My eardrums, already protected by the makeshift ear plugs I had fashioned out of tissue paper, were throbbing. The music, emanating from every corner, made me half-deaf. The screaming of Chinese girls “singing” along to Korean music didn’t help either.
Last summer, I went to the SHINee concert at Taipei Nangang Exhibition Center. I had been there since 6 p.m., but the concert wasn’t scheduled to begin until 8. To a certain demographic (basically everyone there except me and my friends), SHINee is beauty manifested in five extremely pretty Korean men.
SHINee fans, ages ranging from 10 to 60, waved their glowsticks and fansigns around my friends and me. We weren’t big SHINee fans, but we had expensive tickets because my friend’s 50-year-old aunt was a huge SHINee fan and a generous spender. In the midst of all the fangirling and excitement, I asked my friends a valid question: “Wait, what are their names again?”
Even though I posed this question in English, I could feel the glares of hundreds of English-studying Chinese girls aimed at me. In my defense, I had never even listened to Kpop music before last summer. How was I supposed to know the names of five grown men who sing songs with titles like “Ring Ding Dong?”
The fives members of SHINee, Onew, Minho, Taemin, Key and Jonghyun, came out wearing their rainbow tie-dyed three-piece suits and flipping their blonde hair. The fans immediately started screaming, and SHINee started to sing. I made out a total of one word I understood: “Hello,” which they repeated 26 times. Hellohellohellohellohellohello … I later found out that, fittingly, the song’s name was indeed “Hello.”
As the concert progressed, I started getting more annoyed. Since the average temperature of Taiwan during the summer is basically 100 degrees, the inside of the concert hall stank of armpit sweat.
In the middle of the concert, the announcers let the members talk and rest for a while because they too were dripping in sweat. They played a game, and picked five raffle tickets out of a hat. If you were picked, they would hug you, give you a signed CD and take a picture with you. It was the dream come true for all the fans there.

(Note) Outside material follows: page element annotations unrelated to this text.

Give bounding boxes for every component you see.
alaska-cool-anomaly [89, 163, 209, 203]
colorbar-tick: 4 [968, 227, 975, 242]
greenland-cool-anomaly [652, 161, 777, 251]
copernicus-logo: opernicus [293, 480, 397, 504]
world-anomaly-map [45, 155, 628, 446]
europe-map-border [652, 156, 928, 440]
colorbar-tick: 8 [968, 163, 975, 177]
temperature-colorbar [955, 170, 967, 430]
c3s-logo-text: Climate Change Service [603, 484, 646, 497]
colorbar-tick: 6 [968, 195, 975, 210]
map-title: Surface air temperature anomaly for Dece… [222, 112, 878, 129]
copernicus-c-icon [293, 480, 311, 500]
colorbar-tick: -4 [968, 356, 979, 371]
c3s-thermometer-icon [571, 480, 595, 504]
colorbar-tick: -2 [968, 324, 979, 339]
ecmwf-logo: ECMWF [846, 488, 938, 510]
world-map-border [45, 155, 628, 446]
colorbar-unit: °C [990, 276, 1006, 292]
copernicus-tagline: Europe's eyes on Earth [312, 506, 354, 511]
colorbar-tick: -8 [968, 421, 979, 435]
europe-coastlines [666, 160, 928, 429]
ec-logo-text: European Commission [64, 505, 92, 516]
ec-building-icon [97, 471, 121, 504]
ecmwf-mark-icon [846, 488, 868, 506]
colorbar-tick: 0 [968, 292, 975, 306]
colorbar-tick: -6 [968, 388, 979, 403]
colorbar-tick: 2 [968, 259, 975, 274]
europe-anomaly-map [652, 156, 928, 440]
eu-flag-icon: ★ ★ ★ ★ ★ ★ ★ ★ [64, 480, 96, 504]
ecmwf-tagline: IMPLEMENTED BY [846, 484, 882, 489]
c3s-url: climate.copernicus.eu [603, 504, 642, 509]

Because I could barely understand the Chinese they were saying and really didn’t care either to listen either, I spaced out a bit. I thought they called my number, but I wasn’t sure because my ticket had about 23 numbers on it. Confused, I asked a 12-year-old in a Hello Kitty shirt next to me, “Is it me?” When she ignored me, I turned to the other girl next to me, a 20-something girl wearing a microscopic skirt and thigh-high boots. “Is it me?” I asked again, this time getting anxious. She just laughed.
By that time, the announcer was already telling Minho to draw the next ticket. When I finally decided that they really were calling my ticket number, Minho was waving another ticket around in his hand.

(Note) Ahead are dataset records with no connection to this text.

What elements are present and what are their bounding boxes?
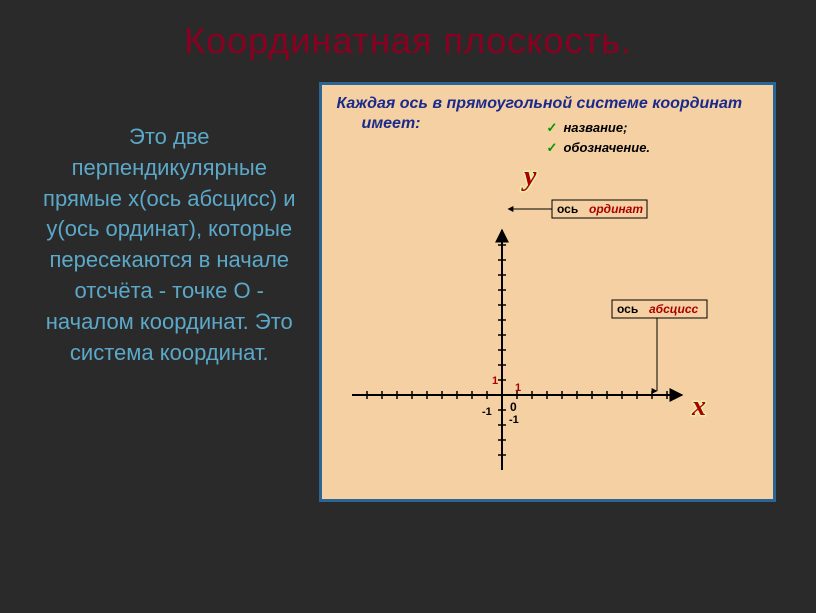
svg-text:0: 0 bbox=[510, 400, 517, 414]
svg-text:абсцисс: абсцисс bbox=[649, 302, 699, 316]
svg-text:-1: -1 bbox=[509, 414, 519, 426]
svg-text:ось: ось bbox=[617, 302, 638, 316]
figure-header-1: Каждая ось в прямоугольной системе коорд… bbox=[337, 95, 743, 113]
coordinate-chart: yyxx01-11-1ось ординатось абсцисс bbox=[322, 145, 782, 505]
svg-text:y: y bbox=[521, 161, 537, 192]
coordinate-figure: Каждая ось в прямоугольной системе коорд… bbox=[319, 82, 776, 502]
description-text: Это две перпендикулярные прямые x(ось аб… bbox=[40, 82, 299, 368]
svg-text:ось: ось bbox=[557, 202, 578, 216]
svg-text:x: x bbox=[691, 391, 706, 422]
svg-text:-1: -1 bbox=[482, 406, 492, 418]
bullet-1-text: название; bbox=[563, 120, 627, 135]
check-icon: ✓ bbox=[547, 120, 558, 135]
bullet-1: ✓ название; bbox=[547, 120, 651, 136]
figure-header-2: имеет: bbox=[362, 115, 421, 133]
svg-text:1: 1 bbox=[515, 382, 521, 394]
slide-title: Координатная плоскость. bbox=[40, 20, 776, 62]
svg-text:1: 1 bbox=[492, 375, 498, 387]
svg-text:ординат: ординат bbox=[589, 202, 643, 216]
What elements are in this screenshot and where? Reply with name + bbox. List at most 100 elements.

I’d like to say he broke my heart, but, in reality, I really couldn’t care less about a Korean man whose name I had known for about an hour and a half.
As the concert came to an end, many girls around me started to sob. “Bie ting! Don’t stop!” they yelled. The members of SHINee, with sweat dripping off their faces, looked incredibly flustered, as they couldn’t understand Chinese anyway. With that, they walked off the stage, the lights turned on, and the concert was over.
I tried to look sad too, but inside, I couldn’t help but cheer. I knew what I would do as soon as I got home — revel in the lack of body odor, the breeze of the air conditioning and the soothing voices of One Direction.